Often, environmental changes, such as a recent move to a new home, new people or pets in the house, loud noises (such as from construction or thunder), or even a change in the location of the bird’s cage in the house or of the color of paint on the walls, can stress or upset a bird. In addition, a change in the bird’s daily routine, such as from an alteration in the owner’s schedule, can upset a bird. Indoor birds also can become stressed from the sight or sound of unfamiliar wild animals, such as hawks or racoons, outside a window. Finally, a change in light cycle, such as might occur if a bird’s cage is moved to a dark room or is suddenly kept covered, can throw a bird off. Basically, since birds are such creatures of habit, anything that alters their routines can stress them or make them unhappy.
The Effects of Long-Term Stress on a Bird
Chronic stress and unhappiness can affect birds’ physical health, as it does in people. Birds that are constantly stressed and sad may eat less and may lose weight or suffer nutritional deficiencies.
Extremely anxious birds that feather pick and self-mutilate may permanently damage their feather follicles, preventing regrowth of feathers, and scar their skin. In addition, reproductively active female birds that produce eggs, such as cockatiels, may have difficulty laying if they are stressed or unhappy. These birds may become egg-bound, so that their eggs get stuck inside their bodies, and may require veterinary intervention with medication or even surgery to get them to lay. Finally, chronically stressed or upset birds also may suffer compromised immune system function, making them more susceptible to contracting infections and other diseases.
How to Help Your Unhappy or Stressed-Out Bird
If you suspect your bird is stressed or unhappy, there are several ways you can help. The key is to try to find out the cause of the bird’s anxiety or sadness so that it can be addressed to enable the bird to get back on track.
It can be difficult to pinpoint the exact cause of a bird’s sadness or stress, but working with an avian-savvy veterinarian or bird trainer can provide insight and may help an owner get relief for a bird more quickly.

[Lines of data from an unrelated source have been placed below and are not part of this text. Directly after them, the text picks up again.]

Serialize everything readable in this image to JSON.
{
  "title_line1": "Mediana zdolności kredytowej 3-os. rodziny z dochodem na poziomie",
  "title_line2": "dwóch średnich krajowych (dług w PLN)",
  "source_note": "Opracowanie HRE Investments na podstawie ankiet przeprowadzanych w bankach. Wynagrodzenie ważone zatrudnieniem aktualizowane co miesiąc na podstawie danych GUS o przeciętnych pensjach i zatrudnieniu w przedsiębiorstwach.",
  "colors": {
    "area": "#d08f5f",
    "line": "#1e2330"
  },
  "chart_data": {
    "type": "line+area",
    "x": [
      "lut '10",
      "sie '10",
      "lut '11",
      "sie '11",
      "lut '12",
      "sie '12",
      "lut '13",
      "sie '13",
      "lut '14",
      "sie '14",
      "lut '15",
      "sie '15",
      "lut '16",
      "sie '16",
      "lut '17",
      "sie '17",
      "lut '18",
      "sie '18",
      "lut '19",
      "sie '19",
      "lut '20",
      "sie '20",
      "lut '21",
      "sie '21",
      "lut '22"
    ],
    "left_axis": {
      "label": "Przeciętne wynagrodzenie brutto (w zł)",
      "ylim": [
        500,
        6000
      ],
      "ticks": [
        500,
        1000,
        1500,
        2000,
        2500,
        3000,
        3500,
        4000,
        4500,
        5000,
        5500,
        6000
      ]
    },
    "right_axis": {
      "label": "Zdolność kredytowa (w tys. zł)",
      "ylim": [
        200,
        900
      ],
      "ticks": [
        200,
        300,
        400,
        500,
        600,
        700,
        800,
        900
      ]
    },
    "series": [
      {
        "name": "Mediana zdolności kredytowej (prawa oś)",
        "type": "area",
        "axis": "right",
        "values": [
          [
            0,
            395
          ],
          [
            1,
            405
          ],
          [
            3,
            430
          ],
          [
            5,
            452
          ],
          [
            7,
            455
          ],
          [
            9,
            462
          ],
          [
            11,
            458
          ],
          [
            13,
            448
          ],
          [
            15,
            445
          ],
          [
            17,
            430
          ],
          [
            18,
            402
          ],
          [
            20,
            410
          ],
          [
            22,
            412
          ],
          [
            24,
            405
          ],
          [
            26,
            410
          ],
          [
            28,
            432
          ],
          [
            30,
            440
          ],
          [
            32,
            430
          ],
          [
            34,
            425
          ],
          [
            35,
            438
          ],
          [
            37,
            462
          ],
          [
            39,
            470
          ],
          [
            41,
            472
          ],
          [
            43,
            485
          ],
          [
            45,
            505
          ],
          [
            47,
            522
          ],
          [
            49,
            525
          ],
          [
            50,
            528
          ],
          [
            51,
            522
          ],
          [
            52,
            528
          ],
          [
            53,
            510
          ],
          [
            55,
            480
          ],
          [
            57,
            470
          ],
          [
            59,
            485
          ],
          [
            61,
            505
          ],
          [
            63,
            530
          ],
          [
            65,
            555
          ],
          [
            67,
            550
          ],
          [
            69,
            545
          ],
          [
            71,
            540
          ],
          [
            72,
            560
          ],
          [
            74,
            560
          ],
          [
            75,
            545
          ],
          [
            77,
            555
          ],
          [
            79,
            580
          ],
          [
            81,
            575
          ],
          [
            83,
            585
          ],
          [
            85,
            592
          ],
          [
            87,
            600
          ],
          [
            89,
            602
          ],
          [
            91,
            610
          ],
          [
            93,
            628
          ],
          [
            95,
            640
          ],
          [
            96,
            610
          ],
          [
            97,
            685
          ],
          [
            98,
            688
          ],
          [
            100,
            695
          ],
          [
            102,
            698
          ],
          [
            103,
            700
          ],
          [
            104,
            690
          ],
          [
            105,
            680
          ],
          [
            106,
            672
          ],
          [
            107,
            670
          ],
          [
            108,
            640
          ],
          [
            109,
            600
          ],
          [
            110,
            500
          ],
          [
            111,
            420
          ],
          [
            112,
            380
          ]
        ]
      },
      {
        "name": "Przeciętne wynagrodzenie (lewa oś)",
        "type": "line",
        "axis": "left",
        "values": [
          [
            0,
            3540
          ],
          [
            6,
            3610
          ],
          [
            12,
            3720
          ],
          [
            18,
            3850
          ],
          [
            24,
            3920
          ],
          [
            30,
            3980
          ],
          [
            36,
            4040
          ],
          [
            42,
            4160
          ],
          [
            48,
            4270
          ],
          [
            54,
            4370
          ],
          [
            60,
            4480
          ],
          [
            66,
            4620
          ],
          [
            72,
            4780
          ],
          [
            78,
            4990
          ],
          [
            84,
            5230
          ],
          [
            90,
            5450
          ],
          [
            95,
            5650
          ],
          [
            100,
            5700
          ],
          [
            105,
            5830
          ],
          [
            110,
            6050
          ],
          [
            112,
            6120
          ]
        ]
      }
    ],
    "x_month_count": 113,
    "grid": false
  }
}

Birds that are feather picking, screaming, or biting because they are bored or lacking attention should be provided with interactive toys, plus a TV to watch – or at least a radio to listen to. Their owners should try to give them extra attention and as much out-of-cage time as possible.
Pets that are frightened by loud noises or outside animals should have their cages moved to a quieter, interior location, away from windows. Stressed birds whose cages recently have been moved or covered should have them moved back to where they were before or have them left uncovered.
If there are new pets or people in the house who are stressing or upsetting the bird, the owner should seek the help of a veterinarian or bird trainer to help gradually acclimate the bird to the new individual through positive-reinforcement training, in which the sight or sound of the new individual is paired with a yummy treat or favorite toy.
Birds are psychologically complicated creatures, as they are very smart and socially very needy. When well-adjusted and provided with adequate attention and mental stimulation, they can be terrific pets for many years. Bird owners must be prepared, however, to adapt to and change with their birds as they age and become sexually mature; they must realize that like people, their birds are living, thinking beings whose needs and desires change over time and who must be attended to accordingly.